Dès lors Song to Song c'est effectivement cet art de jouer un même accord de guitare à l'infini mais d'en faire constamment une expérience nouvelle. Un agrégat de sons qui s'accumulent de manière dispersée pour mieux faire émerger l'harmonie qu'insuffle l'imagerie de ces vies qui oscillent. Une partition mais plus encore un instrument, Song to Song est aussi ce clavier de piano sur lequel s'exerce notre artiste interprété par Ryan Gosling avec la complicité de la si délicate et enivrante Rooney Mara incarnant à elle seule cette beauté de la déambulation. Ces cordes d'âmes, le spectateur les touche aussi. L'une peut se casser et c'est autant de perles que de larmes contenues qui s'échappent, l'autre se jouer pour l'éternité le temps d'un duo musical. Si Knight of cups cultivait une solitude qui pour beaucoup n'avait eu d'égale que celle du spectateur devant ledit film, Malick compose ici pour nous et ainsi nous aspire dans ces instants qui touchent et frappent souvent par une dureté certaine. Une succession de morceaux de vies éclatés mais qui réunis livrent une symphonie difficilement oubliable. Si les thématiques abordées ne constituent pas une véritable nouveauté pour le réalisateur, sa composition reste la démonstration d'une maîtrise véritable pour ne pas dire absolue, concrétisation du travail accompli sur To the Wonder comme sur Knight of cups, mais aussi aboutissement de plus de quarante ans de cinéma. En ce sens Song to Song est une oeuvre totale, un poème globalisant de l'intime.


La communion entre l'espace et ces êtres qui tentent d'y vivre opère ainsi à chaque instant. Par une expérimentation continue dans sa réalisation et surtout une variation des styles, Malick livre une œuvre sensitive qui se vit constamment et nous concerne. Ce mariage des individus à leur environnement rendu possible par une composition sonore et visuelle d'une incroyable cohérence, magnifiant regards, gestes et sensations. Un retour en force de l'humain, anéanti par le passé et qui peut aspirer à se relever. Ici l'homme ne semble plus s'agiter de manière désespérée alors que le chaos mondain a déjà eu lieu. Plus à l'écoute de son environnement comme de lui-même en témoigne cette voix off à la pertinence redoutable, une aspiration à se relever semble enfin avoir lieu pour cette humanité que l'on croyait condamnée.
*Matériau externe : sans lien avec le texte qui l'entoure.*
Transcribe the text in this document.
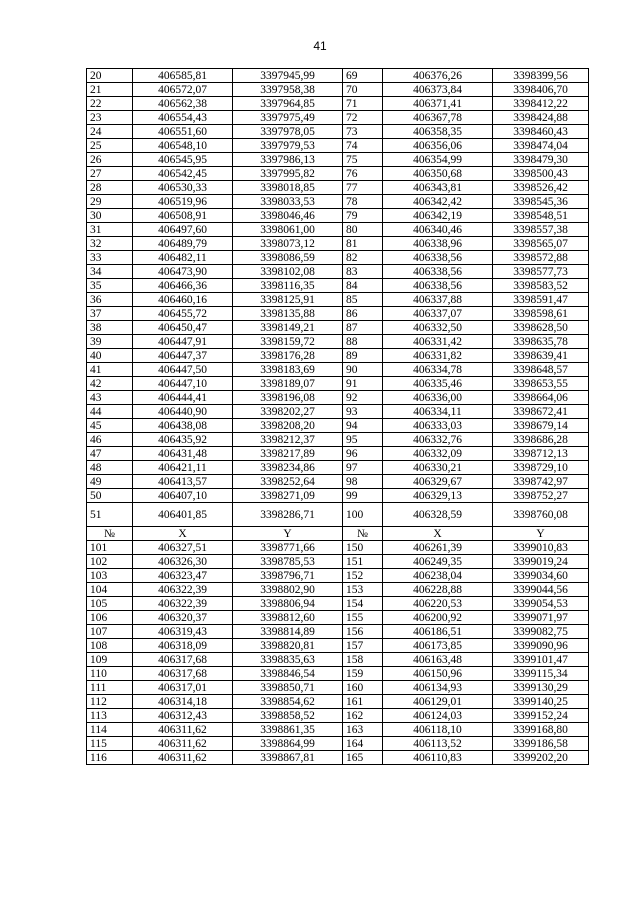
41
20	406585,81	3397945,99	69	406376,26	3398399,56
21	406572,07	3397958,38	70	406373,84	3398406,70
22	406562,38	3397964,85	71	406371,41	3398412,22
23	406554,43	3397975,49	72	406367,78	3398424,88
24	406551,60	3397978,05	73	406358,35	3398460,43
25	406548,10	3397979,53	74	406356,06	3398474,04
26	406545,95	3397986,13	75	406354,99	3398479,30
27	406542,45	3397995,82	76	406350,68	3398500,43
28	406530,33	3398018,85	77	406343,81	3398526,42
29	406519,96	3398033,53	78	406342,42	3398545,36
30	406508,91	3398046,46	79	406342,19	3398548,51
31	406497,60	3398061,00	80	406340,46	3398557,38
32	406489,79	3398073,12	81	406338,96	3398565,07
33	406482,11	3398086,59	82	406338,56	3398572,88
34	406473,90	3398102,08	83	406338,56	3398577,73
35	406466,36	3398116,35	84	406338,56	3398583,52
36	406460,16	3398125,91	85	406337,88	3398591,47
37	406455,72	3398135,88	86	406337,07	3398598,61
38	406450,47	3398149,21	87	406332,50	3398628,50
39	406447,91	3398159,72	88	406331,42	3398635,78
40	406447,37	3398176,28	89	406331,82	3398639,41
41	406447,50	3398183,69	90	406334,78	3398648,57
42	406447,10	3398189,07	91	406335,46	3398653,55
43	406444,41	3398196,08	92	406336,00	3398664,06
44	406440,90	3398202,27	93	406334,11	3398672,41
45	406438,08	3398208,20	94	406333,03	3398679,14
46	406435,92	3398212,37	95	406332,76	3398686,28
47	406431,48	3398217,89	96	406332,09	3398712,13
48	406421,11	3398234,86	97	406330,21	3398729,10
49	406413,57	3398252,64	98	406329,67	3398742,97
50	406407,10	3398271,09	99	406329,13	3398752,27
51	406401,85	3398286,71	100	406328,59	3398760,08
№	X	Y	№	X	Y
101	406327,51	3398771,66	150	406261,39	3399010,83
102	406326,30	3398785,53	151	406249,35	3399019,24
103	406323,47	3398796,71	152	406238,04	3399034,60
104	406322,39	3398802,90	153	406228,88	3399044,56
105	406322,39	3398806,94	154	406220,53	3399054,53
106	406320,37	3398812,60	155	406200,92	3399071,97
107	406319,43	3398814,89	156	406186,51	3399082,75
108	406318,09	3398820,81	157	406173,85	3399090,96
109	406317,68	3398835,63	158	406163,48	3399101,47
110	406317,68	3398846,54	159	406150,96	3399115,34
111	406317,01	3398850,71	160	406134,93	3399130,29
112	406314,18	3398854,62	161	406129,01	3399140,25
113	406312,43	3398858,52	162	406124,03	3399152,24
114	406311,62	3398861,35	163	406118,10	3399168,80
115	406311,62	3398864,99	164	406113,52	3399186,58
116	406311,62	3398867,81	165	406110,83	3399202,20
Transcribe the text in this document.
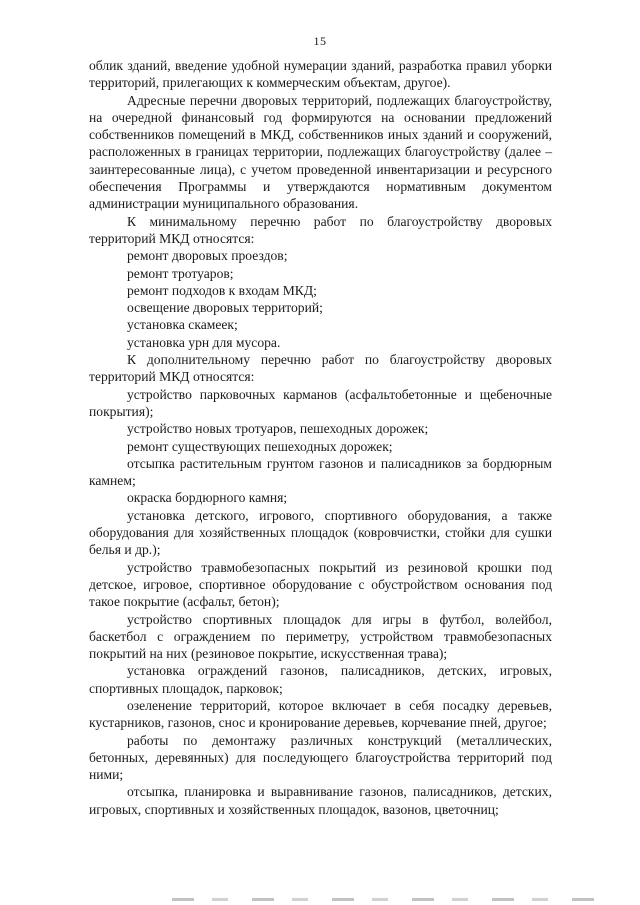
15

облик зданий, введение удобной нумерации зданий, разработка правил уборки территорий, прилегающих к коммерческим объектам, другое).

Адресные перечни дворовых территорий, подлежащих благоустройству, на очередной финансовый год формируются на основании предложений собственников помещений в МКД, собственников иных зданий и сооружений, расположенных в границах территории, подлежащих благоустройству (далее – заинтересованные лица), с учетом проведенной инвентаризации и ресурсного обеспечения Программы и утверждаются нормативным документом администрации муниципального образования.

К минимальному перечню работ по благоустройству дворовых территорий МКД относятся:

ремонт дворовых проездов;

ремонт тротуаров;

ремонт подходов к входам МКД;

освещение дворовых территорий;

установка скамеек;

установка урн для мусора.

К дополнительному перечню работ по благоустройству дворовых территорий МКД относятся:

устройство парковочных карманов (асфальтобетонные и щебеночные покрытия);

устройство новых тротуаров, пешеходных дорожек;

ремонт существующих пешеходных дорожек;

отсыпка растительным грунтом газонов и палисадников за бордюрным камнем;

окраска бордюрного камня;

установка детского, игрового, спортивного оборудования, а также оборудования для хозяйственных площадок (ковровчистки, стойки для сушки белья и др.);

устройство травмобезопасных покрытий из резиновой крошки под детское, игровое, спортивное оборудование с обустройством основания под такое покрытие (асфальт, бетон);

устройство спортивных площадок для игры в футбол, волейбол, баскетбол с ограждением по периметру, устройством травмобезопасных покрытий на них (резиновое покрытие, искусственная трава);

установка ограждений газонов, палисадников, детских, игровых, спортивных площадок, парковок;

озеленение территорий, которое включает в себя посадку деревьев, кустарников, газонов, снос и кронирование деревьев, корчевание пней, другое;

работы по демонтажу различных конструкций (металлических, бетонных, деревянных) для последующего благоустройства территорий под ними;

отсыпка, планировка и выравнивание газонов, палисадников, детских, игровых, спортивных и хозяйственных площадок, вазонов, цветочниц;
D'une illustre inconnue jusqu'à la cellule familiale, nos personnages entre sonorités et silences tendraient plus que jamais vers cette errance salvatrice où ces bruits de vies entre rires et larmes constituent autant de moments à l'intimité contemplative nécessaire. De la grandeur des lieux naturels à la simple et tendre caresse, l'émerveillement est total. Une union des êtres passant par une autre union, celle des éléments. Le son des oiseaux se mêlant au brouhaha des discussions, les pleurs d'une mère indissociables d'une circulation aussi inhumaine que maladive, la fuite en avant de deux âmes liées dans une nature plus désertique que jamais entre rêves et incertitudes.
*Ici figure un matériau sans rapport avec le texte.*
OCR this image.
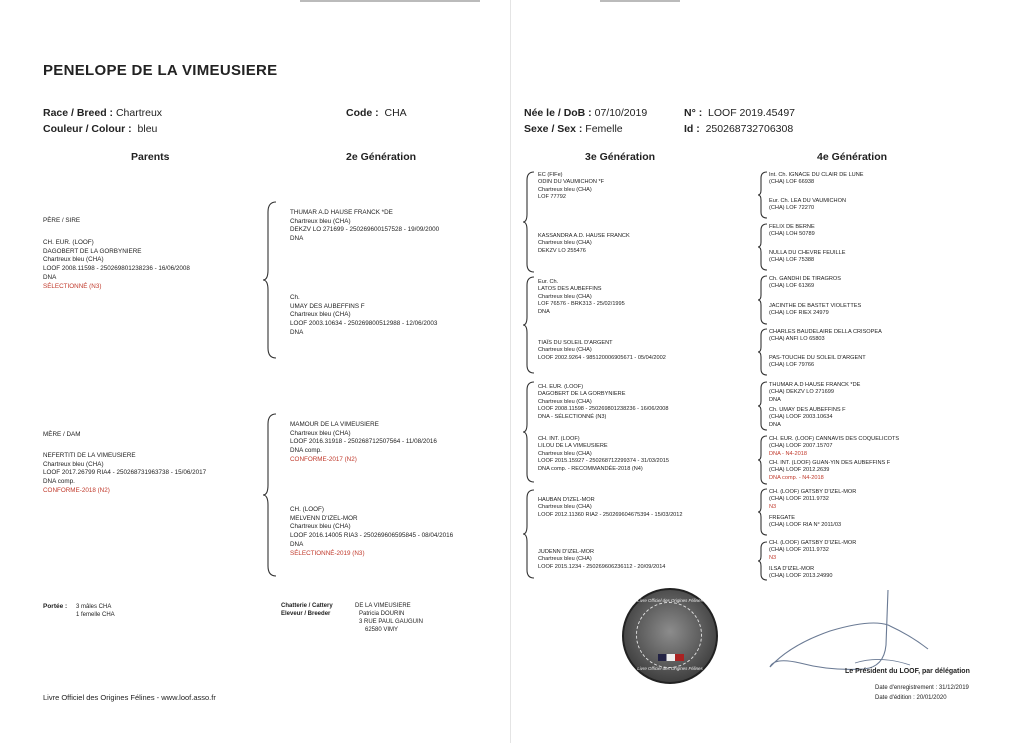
PENELOPE DE LA VIMEUSIERE
Race / Breed : Chartreux
Couleur / Colour : bleu
Code : CHA	Née le / DoB : 07/10/2019
Sexe / Sex : Femelle
N° : LOOF 2019.45497
Id : 250268732706308
Parents	2e Génération	3e Génération	4e Génération
PÈRE / SIRE
CH. EUR. (LOOF)
DAGOBERT DE LA GORBYNIERE
Chartreux bleu (CHA)
LOOF 2008.11598 - 250269801238236 - 16/06/2008
DNA
SÉLECTIONNÉ (N3)
MÈRE / DAM
NEFERTITI DE LA VIMEUSIERE
Chartreux bleu (CHA)
LOOF 2017.26799 RIA4 - 250268731963738 - 15/06/2017
DNA comp.
CONFORME-2018 (N2)
THUMAR A.D HAUSE FRANCK *DE
Chartreux bleu (CHA)
DEKZV LO 271699 - 250269600157528 - 19/09/2000
DNA
Ch.
UMAY DES AUBEFFINS F
Chartreux bleu (CHA)
LOOF 2003.10634 - 250269800512988 - 12/06/2003
DNA
MAMOUR DE LA VIMEUSIERE
Chartreux bleu (CHA)
LOOF 2016.31918 - 250268712507564 - 11/08/2016
DNA comp.
CONFORME-2017 (N2)
CH. (LOOF)
MELVENN D'IZEL-MOR
Chartreux bleu (CHA)
LOOF 2016.14005 RIA3 - 250269606595845 - 08/04/2016
DNA
SÉLECTIONNÉ-2019 (N3)
EC (FIFe)
ODIN DU VAUMICHON *F
Chartreux bleu (CHA)
LOF 77792
KASSANDRA A.D. HAUSE FRANCK
Chartreux bleu (CHA)
DEKZV LO 255476
Eur. Ch.
LATOS DES AUBEFFINS
Chartreux bleu (CHA)
LOF 76576 - BRK313 - 25/02/1995
DNA
TIAÏS DU SOLEIL D'ARGENT
Chartreux bleu (CHA)
LOOF 2002.9264 - 985120006905671 - 05/04/2002
CH. EUR. (LOOF)
DAGOBERT DE LA GORBYNIERE
Chartreux bleu (CHA)
LOOF 2008.11598 - 250269801238236 - 16/06/2008
DNA - SÉLECTIONNÉ (N3)
CH. INT. (LOOF)
LILOU DE LA VIMEUSIERE
Chartreux bleu (CHA)
LOOF 2015.15927 - 250268712299374 - 31/03/2015
DNA comp. - RECOMMANDÉE-2018 (N4)
HAUBAN D'IZEL-MOR
Chartreux bleu (CHA)
LOOF 2012.11360 RIA2 - 250269604675394 - 15/03/2012
JUDENN D'IZEL-MOR
Chartreux bleu (CHA)
LOOF 2015.1234 - 250269606236112 - 20/09/2014
Int. Ch. IGNACE DU CLAIR DE LUNE
(CHA) LOF 66938
Eur. Ch. LEA DU VAUMICHON
(CHA) LOF 72270
FELIX DE BERNE
(CHA) LOH 50789
NULLA DU CHEVRE FEUILLE
(CHA) LOF 75388
Ch. GANDHI DE TIRAGROS
(CHA) LOF 61369
JACINTHE DE BASTET VIOLETTES
(CHA) LOF RIEX 24979
CHARLES BAUDELAIRE DELLA CRISOPEA
(CHA) ANFI LO 65803
PAS-TOUCHE DU SOLEIL D'ARGENT
(CHA) LOF 79766
THUMAR A.D HAUSE FRANCK *DE
(CHA) DEKZV LO 271699
DNA
Ch. UMAY DES AUBEFFINS F
(CHA) LOOF 2003.10634
DNA
CH. EUR. (LOOF) CANNAVIS DES COQUELICOTS
(CHA) LOOF 2007.15707
DNA - N4-2018
CH. INT. (LOOF) GUAN-YIN DES AUBEFFINS F
(CHA) LOOF 2012.2639
DNA comp. - N4-2018
CH. (LOOF) GATSBY D'IZEL-MOR
(CHA) LOOF 2011.9732
N3
FREGATE
(CHA) LOOF RIA N° 2011/03
CH. (LOOF) GATSBY D'IZEL-MOR
(CHA) LOOF 2011.9732
N3
ILSA D'IZEL-MOR
(CHA) LOOF 2013.24990
Portée : 3 mâles CHA
1 femelle CHA
Chatterie / Cattery
Eleveur / Breeder
DE LA VIMEUSIERE
Patricia DOURIN
3 RUE PAUL GAUGUIN
62580 VIMY
Livre Officiel des Origines Félines - www.loof.asso.fr
Livre Officiel des Origines Félines
Livre Officiel des Origines Félines	Le Président du LOOF, par délégation
Date d'enregistrement : 31/12/2019
Date d'édition : 20/01/2020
Fragmenté, le film fait la démonstration d'une unité admirable malgré la disparité a priori évidente de son contenu. Les tiraillements entre l'un et le multiple, le néant et l'absolu, la vie et la mort sont alors peu à peu transcendés par ce film qui capte et absorbe la moindre parcelle d'existence, le moindre son. Une appropriation des cœurs malades comme de la modernité qui impose le respect. Un film qui respire la vie, nous montrant avec une fluidité certaine ces âmes torturées aux portes d'une libération inespérée. La musique comme meilleur moyen d'illustrer l’inexplicable, de vivre l’inenvisageable. Le montage à son apogée, il est l'écriture véritable, la narration ultime pour un retour au muet de plus en plus criant chez Malick.


Song to Song c'est alors la possibilité d'une rédemption par les sens. Une partition qui pourrait s'éterniser mais qui doit pourtant s'achever. C'est Ryan Gosling allongé sur ce champ dans lequel sont plantées les graines d'un avenir que l'on peut désormais envisager à deux car être, c'est "être-avec". Vivre est un rapport, une ouverture infinie, la manière d'habiter le mondain. Du vide de "l'angoisse" surgit ainsi un lendemain. La terre comme berceau stable, le ciel comme infini des possibles. Un enchaînement de notes unes et uniques disparates qui réunies fondent ce film immense. Une œuvre comme composition musicale d'instants présents fondateurs à valeur d'éternité.